Londres et Bruxelles parviennent à un projet d'accord de divorce

LONDRES - Les négociateurs du Royaume-Uni et de l’Union européenne ont conclu un accord de divorce préliminaire qui sera soumis à l’approbation des politiciens des deux camps, ont annoncé mardi des responsables à Londres et à Bruxelles.

Après un an et demi de pourparlers difficiles, de faux départs et de revers, les négociateurs ont convenu de propositions visant à résoudre le principal problème en suspens: la frontière irlandaise.

Le bureau de la première ministre britannique Theresa May a annoncé que le cabinet tiendrait une réunion spéciale mercredi pour examiner la proposition. Son soutien n’est pas garanti: les ministres pro-Brexit pressent Mme May de ne plus faire de concessions à l’UE.

Les ambassadeurs des 27 autres pays de l’UE doivent également se réunir mercredi à Bruxelles.

Mme May avait annoncé plus tôt mardi qu’un «petit nombre» de problèmes restaient à résoudre dans les négociations sur le Brexit, alors que son adjoint, David Lidington, déclarait que les deux parties étaient «presque à portée de main» d’un accord.

Le Royaume-Uni veut sceller un accord cet automne, afin que le Parlement ait le temps de voter avant que Londres ne quitte l’union le 29 mars.

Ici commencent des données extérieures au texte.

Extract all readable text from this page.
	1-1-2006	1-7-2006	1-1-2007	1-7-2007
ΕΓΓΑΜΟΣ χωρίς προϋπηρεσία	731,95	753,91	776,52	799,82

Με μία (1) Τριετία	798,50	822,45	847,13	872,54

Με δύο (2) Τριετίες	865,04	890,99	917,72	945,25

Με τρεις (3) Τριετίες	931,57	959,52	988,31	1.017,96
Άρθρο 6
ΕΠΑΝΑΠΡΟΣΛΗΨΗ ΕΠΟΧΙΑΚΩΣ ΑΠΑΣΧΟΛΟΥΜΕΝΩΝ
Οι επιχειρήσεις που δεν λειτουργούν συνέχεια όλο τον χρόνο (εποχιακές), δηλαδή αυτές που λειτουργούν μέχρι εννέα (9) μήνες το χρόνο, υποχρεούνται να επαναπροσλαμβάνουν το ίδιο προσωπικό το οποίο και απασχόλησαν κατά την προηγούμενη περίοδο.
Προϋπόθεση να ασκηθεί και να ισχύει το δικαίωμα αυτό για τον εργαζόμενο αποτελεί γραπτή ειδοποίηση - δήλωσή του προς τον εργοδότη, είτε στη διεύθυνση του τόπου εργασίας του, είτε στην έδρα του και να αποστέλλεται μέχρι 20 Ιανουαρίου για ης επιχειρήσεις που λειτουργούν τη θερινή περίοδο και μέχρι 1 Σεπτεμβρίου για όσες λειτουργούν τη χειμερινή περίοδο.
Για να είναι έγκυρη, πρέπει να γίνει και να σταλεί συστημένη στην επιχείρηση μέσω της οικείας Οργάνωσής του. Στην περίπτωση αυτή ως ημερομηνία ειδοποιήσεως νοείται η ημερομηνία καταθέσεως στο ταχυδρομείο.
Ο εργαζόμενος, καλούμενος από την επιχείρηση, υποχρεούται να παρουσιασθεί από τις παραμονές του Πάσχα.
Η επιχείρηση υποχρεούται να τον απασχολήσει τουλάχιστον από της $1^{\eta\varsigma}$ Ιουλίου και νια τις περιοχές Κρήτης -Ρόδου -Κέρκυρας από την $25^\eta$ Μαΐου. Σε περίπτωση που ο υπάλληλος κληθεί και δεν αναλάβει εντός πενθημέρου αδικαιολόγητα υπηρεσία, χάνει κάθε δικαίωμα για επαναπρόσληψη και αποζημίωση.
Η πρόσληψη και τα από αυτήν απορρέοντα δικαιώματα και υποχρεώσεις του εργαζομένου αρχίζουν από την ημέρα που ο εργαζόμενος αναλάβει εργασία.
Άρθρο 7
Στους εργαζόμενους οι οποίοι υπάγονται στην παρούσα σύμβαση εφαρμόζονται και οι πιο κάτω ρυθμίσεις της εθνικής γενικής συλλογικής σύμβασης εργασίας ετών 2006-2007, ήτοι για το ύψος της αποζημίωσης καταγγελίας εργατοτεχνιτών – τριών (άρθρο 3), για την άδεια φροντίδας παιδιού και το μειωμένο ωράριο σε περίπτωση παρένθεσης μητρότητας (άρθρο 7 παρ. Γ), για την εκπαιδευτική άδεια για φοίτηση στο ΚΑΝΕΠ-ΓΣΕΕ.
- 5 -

Le Parlement européen doit également approuver tout accord.

L’obstacle principal a longtemps été de s’assurer qu’il n’y aurait pas de postes douaniers ou d’autres contrôles le long de la frontière entre l’Irlande du Nord britannique et l’Irlande après le Brexit.

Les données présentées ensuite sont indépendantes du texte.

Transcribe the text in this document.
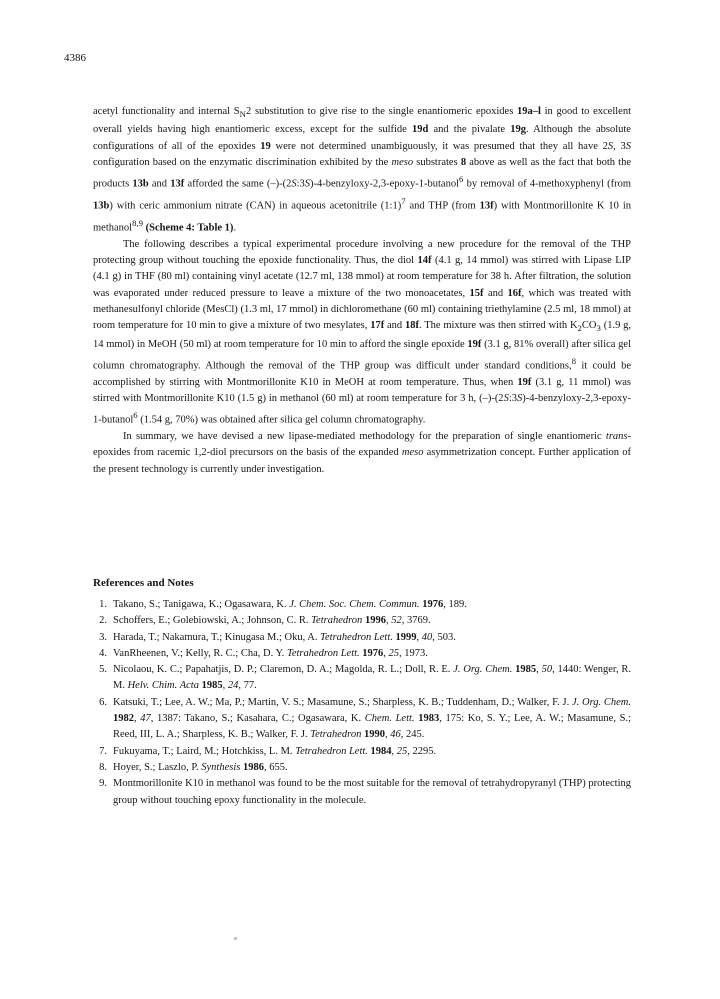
4386

acetyl functionality and internal $S_N2$ substitution to give rise to the single enantiomeric epoxides 19a–l in good to excellent overall yields having high enantiomeric excess, except for the sulfide 19d and the pivalate 19g. Although the absolute configurations of all of the epoxides 19 were not determined unambiguously, it was presumed that they all have 2S, 3S configuration based on the enzymatic discrimination exhibited by the meso substrates 8 above as well as the fact that both the products 13b and 13f afforded the same (–)-(2S:3S)-4-benzyloxy-2,3-epoxy-1-butanol$^6$ by removal of 4-methoxyphenyl (from 13b) with ceric ammonium nitrate (CAN) in aqueous acetonitrile (1:1)$^7$ and THP (from 13f) with Montmorillonite K 10 in methanol$^{8,9}$ (Scheme 4: Table 1).

The following describes a typical experimental procedure involving a new procedure for the removal of the THP protecting group without touching the epoxide functionality. Thus, the diol 14f (4.1 g, 14 mmol) was stirred with Lipase LIP (4.1 g) in THF (80 ml) containing vinyl acetate (12.7 ml, 138 mmol) at room temperature for 38 h. After filtration, the solution was evaporated under reduced pressure to leave a mixture of the two monoacetates, 15f and 16f, which was treated with methanesulfonyl chloride (MesCl) (1.3 ml, 17 mmol) in dichloromethane (60 ml) containing triethylamine (2.5 ml, 18 mmol) at room temperature for 10 min to give a mixture of two mesylates, 17f and 18f. The mixture was then stirred with $K_2CO_3$ (1.9 g, 14 mmol) in MeOH (50 ml) at room temperature for 10 min to afford the single epoxide 19f (3.1 g, 81% overall) after silica gel column chromatography. Although the removal of the THP group was difficult under standard conditions,$^8$ it could be accomplished by stirring with Montmorillonite K10 in MeOH at room temperature. Thus, when 19f (3.1 g, 11 mmol) was stirred with Montmorillonite K10 (1.5 g) in methanol (60 ml) at room temperature for 3 h, (–)-(2S:3S)-4-benzyloxy-2,3-epoxy-1-butanol$^6$ (1.54 g, 70%) was obtained after silica gel column chromatography.

In summary, we have devised a new lipase-mediated methodology for the preparation of single enantiomeric trans-epoxides from racemic 1,2-diol precursors on the basis of the expanded meso asymmetrization concept. Further application of the present technology is currently under investigation.

References and Notes
1. Takano, S.; Tanigawa, K.; Ogasawara, K. J. Chem. Soc. Chem. Commun. 1976, 189.
2. Schoffers, E.; Golebiowski, A.; Johnson, C. R. Tetrahedron 1996, 52, 3769.
3. Harada, T.; Nakamura, T.; Kinugasa M.; Oku, A. Tetrahedron Lett. 1999, 40, 503.
4. VanRheenen, V.; Kelly, R. C.; Cha, D. Y. Tetrahedron Lett. 1976, 25, 1973.
5. Nicolaou, K. C.; Papahatjis, D. P.; Claremon, D. A.; Magolda, R. L.; Doll, R. E. J. Org. Chem. 1985, 50, 1440: Wenger, R. M. Helv. Chim. Acta 1985, 24, 77.
6. Katsuki, T.; Lee, A. W.; Ma, P.; Martin, V. S.; Masamune, S.; Sharpless, K. B.; Tuddenham, D.; Walker, F. J. J. Org. Chem. 1982, 47, 1387: Takano, S.; Kasahara, C.; Ogasawara, K. Chem. Lett. 1983, 175: Ko, S. Y.; Lee, A. W.; Masamune, S.; Reed, III, L. A.; Sharpless, K. B.; Walker, F. J. Tetrahedron 1990, 46, 245.
7. Fukuyama, T.; Laird, M.; Hotchkiss, L. M. Tetrahedron Lett. 1984, 25, 2295.
8. Hoyer, S.; Laszlo, P. Synthesis 1986, 655.
9. Montmorillonite K10 in methanol was found to be the most suitable for the removal of tetrahydropyranyl (THP) protecting group without touching epoxy functionality in the molecule.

Le radiodiffuseur national irlandais RTE rapporte que le projet d’accord implique un régime douanier commun pour le Royaume-Uni et l’UE, afin d’éliminer la nécessité de contrôles aux frontières.

Toutefois, les membres pro-Brexit du cabinet font pression sur Mme May pour qu’elle refuse tout accord qui lierait le Royaume-Uni aux règles commerciales de l’UE indéfiniment.

Pire que le statu quo?

Mme May fait également face à l’opposition croissante de parlementaires pro-européens, qui affirment que son projet de contrat sur le Brexit est pire que le statu quo et que le public britannique devrait obtenir un nouveau vote sur la pertinence de partir ou de rester.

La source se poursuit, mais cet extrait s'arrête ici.